Minority participation in city projects has to do with more than awarded contracts to minority-owned companies. It's one of the key considerations that the city uses when awarding any new work. But City Hall has few ways to ensure that construction contractors do what they say they're going to do after being hired.
"I think we need some tools in place to make sure that these contracts have some teeth in them and try to make sure things go the way they should have gone," Hilbert says. Indeed, Dalal's audit of the minority business office found that what's promised often isn't what's delivered. In a review of 40 contracts the city awarded to five companies, Dalal found that of the $8.4 million pledged to go to minority-owned sub-contractors, only $3.3 million was awarded, or 39 percent.
Byron Marshall, the city's chief administrative officer, says the problem is that there's little recourse for ensuring contractors do what they say they will.

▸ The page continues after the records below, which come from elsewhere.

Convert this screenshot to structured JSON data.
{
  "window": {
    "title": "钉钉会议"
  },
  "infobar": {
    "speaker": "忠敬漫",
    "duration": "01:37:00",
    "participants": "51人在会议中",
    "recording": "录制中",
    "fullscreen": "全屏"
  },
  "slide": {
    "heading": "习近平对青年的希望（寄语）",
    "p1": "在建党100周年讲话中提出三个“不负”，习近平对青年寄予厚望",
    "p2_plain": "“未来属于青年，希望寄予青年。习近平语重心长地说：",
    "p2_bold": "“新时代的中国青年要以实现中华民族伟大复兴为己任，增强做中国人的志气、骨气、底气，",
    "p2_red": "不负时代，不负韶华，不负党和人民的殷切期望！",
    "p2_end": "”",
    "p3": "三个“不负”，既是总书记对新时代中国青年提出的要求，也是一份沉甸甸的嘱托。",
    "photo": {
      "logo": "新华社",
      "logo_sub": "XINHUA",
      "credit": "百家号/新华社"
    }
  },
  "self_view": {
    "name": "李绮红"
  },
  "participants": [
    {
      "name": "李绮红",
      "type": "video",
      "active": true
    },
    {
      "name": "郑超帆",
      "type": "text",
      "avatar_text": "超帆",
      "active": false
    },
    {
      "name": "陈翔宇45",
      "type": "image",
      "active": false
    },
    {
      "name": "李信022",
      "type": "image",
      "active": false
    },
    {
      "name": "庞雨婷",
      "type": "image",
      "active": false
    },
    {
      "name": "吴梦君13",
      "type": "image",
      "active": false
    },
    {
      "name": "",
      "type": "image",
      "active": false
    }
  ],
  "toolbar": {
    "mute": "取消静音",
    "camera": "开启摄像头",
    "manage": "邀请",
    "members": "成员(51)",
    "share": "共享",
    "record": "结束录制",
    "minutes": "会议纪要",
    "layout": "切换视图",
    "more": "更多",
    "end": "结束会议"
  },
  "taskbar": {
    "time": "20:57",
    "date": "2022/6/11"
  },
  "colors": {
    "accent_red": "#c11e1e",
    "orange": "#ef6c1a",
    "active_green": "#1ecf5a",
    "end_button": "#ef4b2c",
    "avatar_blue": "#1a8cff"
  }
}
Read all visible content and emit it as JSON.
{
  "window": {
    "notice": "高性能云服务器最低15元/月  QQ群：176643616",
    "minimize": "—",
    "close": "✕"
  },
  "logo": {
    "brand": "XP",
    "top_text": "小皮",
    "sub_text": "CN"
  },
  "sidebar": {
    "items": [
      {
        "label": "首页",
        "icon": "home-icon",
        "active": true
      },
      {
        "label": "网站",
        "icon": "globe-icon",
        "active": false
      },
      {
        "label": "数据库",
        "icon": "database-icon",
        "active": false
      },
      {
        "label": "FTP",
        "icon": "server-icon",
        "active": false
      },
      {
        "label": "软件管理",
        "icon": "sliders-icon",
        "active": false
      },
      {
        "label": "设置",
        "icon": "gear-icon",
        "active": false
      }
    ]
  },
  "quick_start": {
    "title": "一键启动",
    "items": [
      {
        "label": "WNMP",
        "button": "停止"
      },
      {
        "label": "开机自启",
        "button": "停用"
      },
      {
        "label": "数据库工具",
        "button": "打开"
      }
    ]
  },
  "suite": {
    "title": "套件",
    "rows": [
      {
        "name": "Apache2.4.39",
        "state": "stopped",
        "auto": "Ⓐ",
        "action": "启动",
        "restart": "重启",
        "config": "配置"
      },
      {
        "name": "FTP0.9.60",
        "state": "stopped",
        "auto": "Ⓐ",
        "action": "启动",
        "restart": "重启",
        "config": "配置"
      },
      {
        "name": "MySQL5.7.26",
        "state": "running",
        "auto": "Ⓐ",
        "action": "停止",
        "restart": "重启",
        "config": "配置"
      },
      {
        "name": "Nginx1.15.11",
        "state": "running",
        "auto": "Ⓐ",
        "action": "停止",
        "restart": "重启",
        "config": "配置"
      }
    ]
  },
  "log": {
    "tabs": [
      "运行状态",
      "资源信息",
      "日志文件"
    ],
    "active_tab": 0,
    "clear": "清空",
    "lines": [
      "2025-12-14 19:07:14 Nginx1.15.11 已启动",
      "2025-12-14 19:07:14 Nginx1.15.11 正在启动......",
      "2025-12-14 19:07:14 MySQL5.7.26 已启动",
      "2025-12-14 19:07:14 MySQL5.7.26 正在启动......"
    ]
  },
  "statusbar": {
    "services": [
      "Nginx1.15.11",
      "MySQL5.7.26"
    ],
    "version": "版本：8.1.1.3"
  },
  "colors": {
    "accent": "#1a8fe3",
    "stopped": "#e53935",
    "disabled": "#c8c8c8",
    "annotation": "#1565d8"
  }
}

"What stick do I have?" he asks rhetorically. Right now, the best tool the city has is to judge contractors based on past performance, Marshall says. After initially rejecting Dalal's recommendations, the Office of Minority Business Development agreed to implement the auditor's recommendations last week.
But much work needs to be done. And the mayor's decision last week to trump City Council's audit committee with the Redskins announcement sent a signal that the administration has other priorities. The steering committee must raise at least $9 million to build out the property behind the Science Museum or retrofit City Stadium to make way for the Redskins. To date, the mayor only has promised $1.5 million from city coffers.
Meanwhile, Jones will have his hands full getting Richmond ready for the 2015 UCI Road World Championships, expected to cost in the neighborhood of $21 million. Toss in a new $50 million ballpark for the Richmond Flying Squirrels, and it's easy to see where City Hall's focus will be during the next four years.
Indeed, Khalfani says, the mayor's decision to choose the Redskins over economic justice didn't go unnoticed. "His absence was profound," Khalfani says. "It was his intention, more benign neglect, because the issues that are important to us are not important to hizzoner."
But don't expect the issues, or Khalfani, to go away. "We are going to continue," he says. "We will use advocacy, agitation, demonstration, education, litigation, legislation to gain liberation. We have permanent interests, not permanent friends." S
Writer Rich Griset contributed to this story.